Danica Pension reported that its investments in the green transition ballooned to DKK27bn (€3.5bn) by the end of last year – up from the DKK20bn it reported at the beginning of October, and almost three times the DKK10bn volume of such assets it had at the end of 2019.
According to annual results released yesterday, the Danske Bank pensions subsidiary also revealed that business volumes increased in 2020, with Danish contributions rising by just over 3% in the year.
Ole Krogh Petersen, Danica Pension’s chief executive officer, said: “It is key to us that our investment in the green transition goes hand in hand with attractive returns for our customers, and we are confident that this is the case, as there is strong demand for green solutions in Denmark and the rest of the world, on top of which the corona crisis has brought about a heightened focus on sustainability and a green restart of our society.”
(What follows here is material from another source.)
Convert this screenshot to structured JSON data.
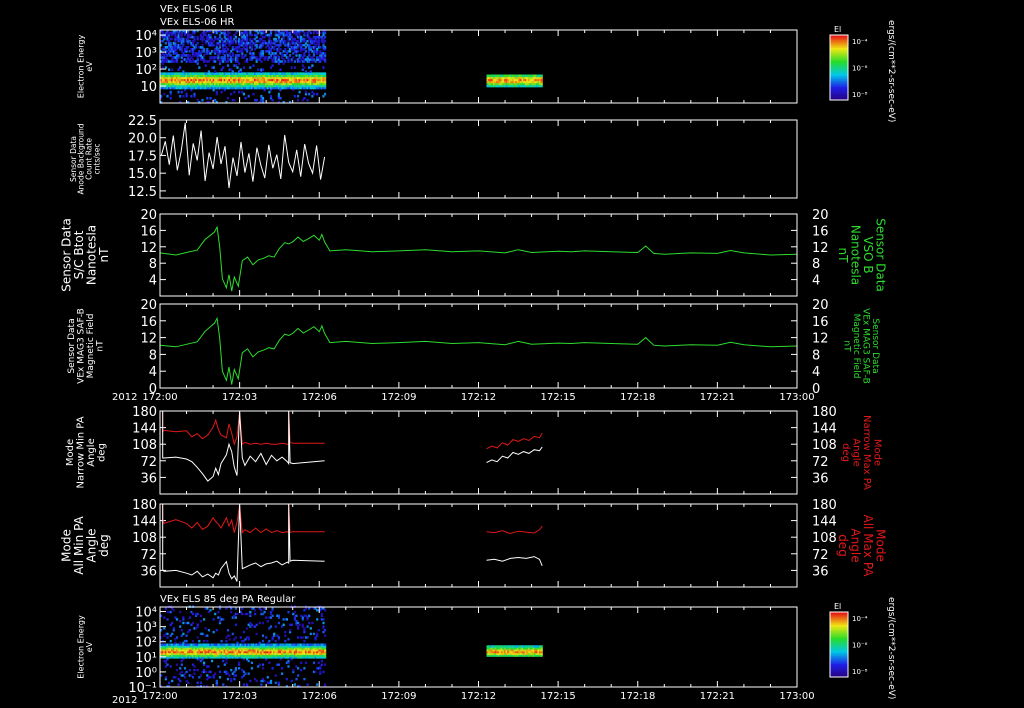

The DKK465bn pension provider said the latest figure meant it was well underway to meeting the target set in autumn 2019 to invest DKK30bn in the green transition by 2023, DKK50bn by 2025 and DKK100bn by 2030.
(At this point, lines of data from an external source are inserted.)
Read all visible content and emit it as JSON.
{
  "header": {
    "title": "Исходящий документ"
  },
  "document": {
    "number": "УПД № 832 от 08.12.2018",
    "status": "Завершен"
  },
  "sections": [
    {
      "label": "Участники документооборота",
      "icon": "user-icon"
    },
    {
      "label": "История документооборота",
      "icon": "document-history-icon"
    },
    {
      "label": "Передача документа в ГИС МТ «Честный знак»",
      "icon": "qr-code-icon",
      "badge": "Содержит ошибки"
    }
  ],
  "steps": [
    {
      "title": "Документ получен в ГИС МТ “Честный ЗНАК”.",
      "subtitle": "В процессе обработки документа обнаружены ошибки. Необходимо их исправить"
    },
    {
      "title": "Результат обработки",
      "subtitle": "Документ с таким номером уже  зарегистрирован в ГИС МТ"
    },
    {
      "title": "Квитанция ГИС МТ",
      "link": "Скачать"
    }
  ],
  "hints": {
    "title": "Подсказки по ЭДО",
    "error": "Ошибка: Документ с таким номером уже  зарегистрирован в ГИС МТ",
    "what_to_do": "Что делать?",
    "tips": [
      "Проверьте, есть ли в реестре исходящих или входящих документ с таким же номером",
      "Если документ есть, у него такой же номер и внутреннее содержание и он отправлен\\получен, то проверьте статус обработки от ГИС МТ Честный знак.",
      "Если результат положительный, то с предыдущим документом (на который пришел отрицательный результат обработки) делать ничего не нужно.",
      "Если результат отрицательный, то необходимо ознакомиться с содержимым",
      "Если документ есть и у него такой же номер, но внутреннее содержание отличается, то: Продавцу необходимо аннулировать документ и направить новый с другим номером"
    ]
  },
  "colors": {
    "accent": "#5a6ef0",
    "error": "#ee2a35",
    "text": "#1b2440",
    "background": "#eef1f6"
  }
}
Danica Pension also reported a return for customers from traditional average-rate pensions of 3.1%, with this figure having been almost halved by the need for more provisions.
In line with figures for unit-link investment returns published in early January, Danica said in yesterday’s report that customers with its Danica Balance Mix product, a medium risk profile and 20 years to retirement saw a return of 9.5% in 2020, net of expenses.
The firm reported a pre-tax profit of DKK1.8bn for 2020, compared to a 2019 figure of DKK1bn.
It attributed this sharp improvement throughout the turbulent year to the strong performance of its investment portfolio, but also to a reduced deficit on its health and accident business due to a lower number of claims.
“The loss on our health and accident business remains unsatisfactory, but we are now on the right track, as we are starting to see the effects of the initiatives we launched over the past couple of years,” said Krogh Petersen.
While the Danish business ended the year with a 3.1% rise in premiums to DKK27.9bn in 2020 from DKK27bn in 2019, Danica Pension reported that overall, it had seen a 2.1% growth in premium income to DKK30.3bn in 2020 from DKK30bn in 2019.
Danica said premiums at its Norwegian arm had ended the year down in Danish krone terms, because of the lower exchange rate from Norwegian kroner, but added: “Measured in local currency, premiums in the Norwegian business also grew, however.”